The champagne, which is double aged and drier, is in line with what champagne drinkers prefer these days, says cellar master Dominique Demarville.
"Extra Brut is an extraction of the best of Yellow Label and, to create it, we select the purest wines of our collection which are dedicated to Yellow Label," he says, referring to Veuve Clicquot's ubiquitous Yellow Label champagne. Extra Brut Extra Old, however, has a black label.
Yellow Label is made up of 40 to 45 per cent of reserve wines, with the remainder of the blend made up of wines (Chardonnay, Pinot Noir and Pinot Meunier) coming from the most recent harvest.
But Extra Brut Extra Old is made up of 100 per cent reserve wines, with the youngest wine aged a minimum of three years on the lees in stainless-steel vats before it is used in the blend. Maison Veuve Clicquot's collection of reserve wines, one of the biggest in the Champagne region in France, contains reserves dating from 1988 to last year.
It is the second-largest champagne house in the world after Moet & Chandon.
"Reserve wines are important to make the blends consistent year in and year out, so Extra Brut Extra Old is based on the best savoir faire of the reserve wines," Mr Demarville says, speaking to The Sunday Times ahead of the launch of the cuvee earlier this month.
Vintages from 1988, 1996, 2006, 2008 and 2010 go into the Extra Brut Extra Old "assemblage" (blend) and in a blend of 47 per cent Pinot Noir, 27 per cent Chardonnay and 26 per cent Pinot Meunier.
They were selected according to the balance between purity and creaminess. "The oldest reserve wines are very creamy and the youngest are mostly on the fresh, pure side," says Mr Demarville, who started on the project in 2011 and created the first blends in 2013 after two years of experimenting.

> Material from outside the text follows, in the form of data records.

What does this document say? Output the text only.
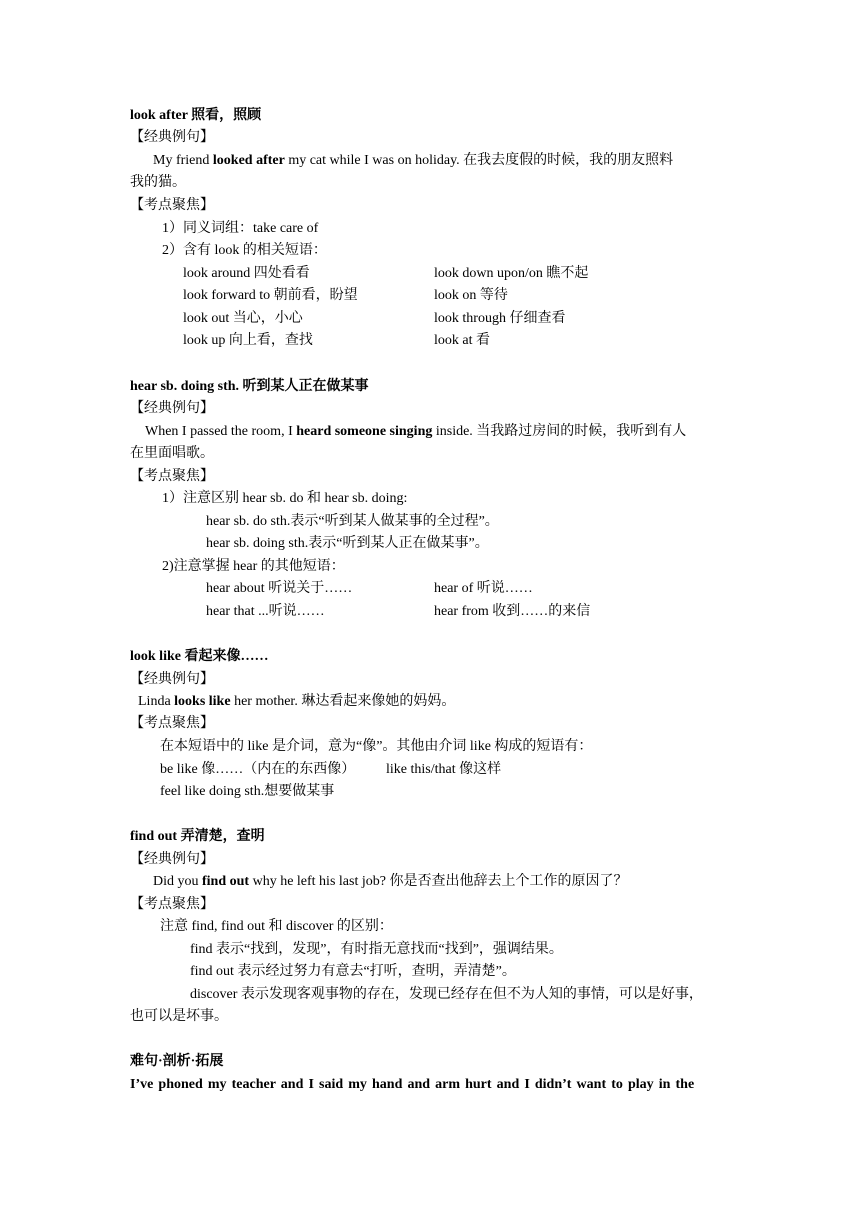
look after 照看，照顾
【经典例句】
My friend looked after my cat while I was on holiday. 在我去度假的时候，我的朋友照料
我的猫。
【考点聚焦】
1）同义词组：take care of
2）含有 look 的相关短语：
look around 四处看看	look down upon/on 瞧不起
look forward to 朝前看，盼望	look on 等待
look out 当心，小心	look through 仔细查看
look up 向上看，查找	look at 看
hear sb. doing sth. 听到某人正在做某事
【经典例句】
When I passed the room, I heard someone singing inside. 当我路过房间的时候，我听到有人
在里面唱歌。
【考点聚焦】
1）注意区别 hear sb. do 和 hear sb. doing:
hear sb. do sth.表示“听到某人做某事的全过程”。
hear sb. doing sth.表示“听到某人正在做某事”。
2)注意掌握 hear 的其他短语：
hear about 听说关于……	hear of 听说……
hear that ...听说……	hear from 收到……的来信
look like 看起来像……
【经典例句】
Linda looks like her mother. 琳达看起来像她的妈妈。
【考点聚焦】
在本短语中的 like 是介词，意为“像”。其他由介词 like 构成的短语有：
be like 像……（内在的东西像） like this/that 像这样
feel like doing sth.想要做某事
find out 弄清楚，查明
【经典例句】
Did you find out why he left his last job? 你是否查出他辞去上个工作的原因了？
【考点聚焦】
注意 find, find out 和 discover 的区别：
find 表示“找到，发现”，有时指无意找而“找到”，强调结果。
find out 表示经过努力有意去“打听，查明，弄清楚”。
discover 表示发现客观事物的存在，发现已经存在但不为人知的事情，可以是好事，
也可以是坏事。
难句·剖析·拓展
I’ve phoned my teacher and I said my hand and arm hurt and I didn’t want to play in the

Other factors such as how fresh the champagne is on the palate, how long the finish lasts and how it works with food were also considered.
He recommends having it with seafood such as scallops, lobster and sea urchin as well as sashimi.
Extra Brut Extra Old also marks Veuve Clicquot's further exploration into low-dosage champagnes, which Mr Demarville notes are becoming "more popular".
The "Extra Brut" in the name comes from how only a low dosage of sugar is added - 3g a litre. In comparison, Yellow Label has an average of 9g of sugar a litre.
The "Extra Old" comes from the double ageing process where, in addition to ageing in vats, the champagne is matured for at least a further three years in bottle in the cellars.
"For me, there are two important things - the purity of the taste and the texture, which is creamy and silky," Mr Demarville says.
"We wanted to give people who were looking for purity and creaminess something which was not in the Veuve Clicquot portfolio until now."
Extra Brut Extra Old (75cl) retails at the recommended price of $110, while Yellow Label retails at $70. Extra Brut Extra Old can be purchased through Cru World Wine. You can also order it by the glass or the bottle at Atlas Grand Lobby & Bar in Parkview Square, 600 North Bridge Road.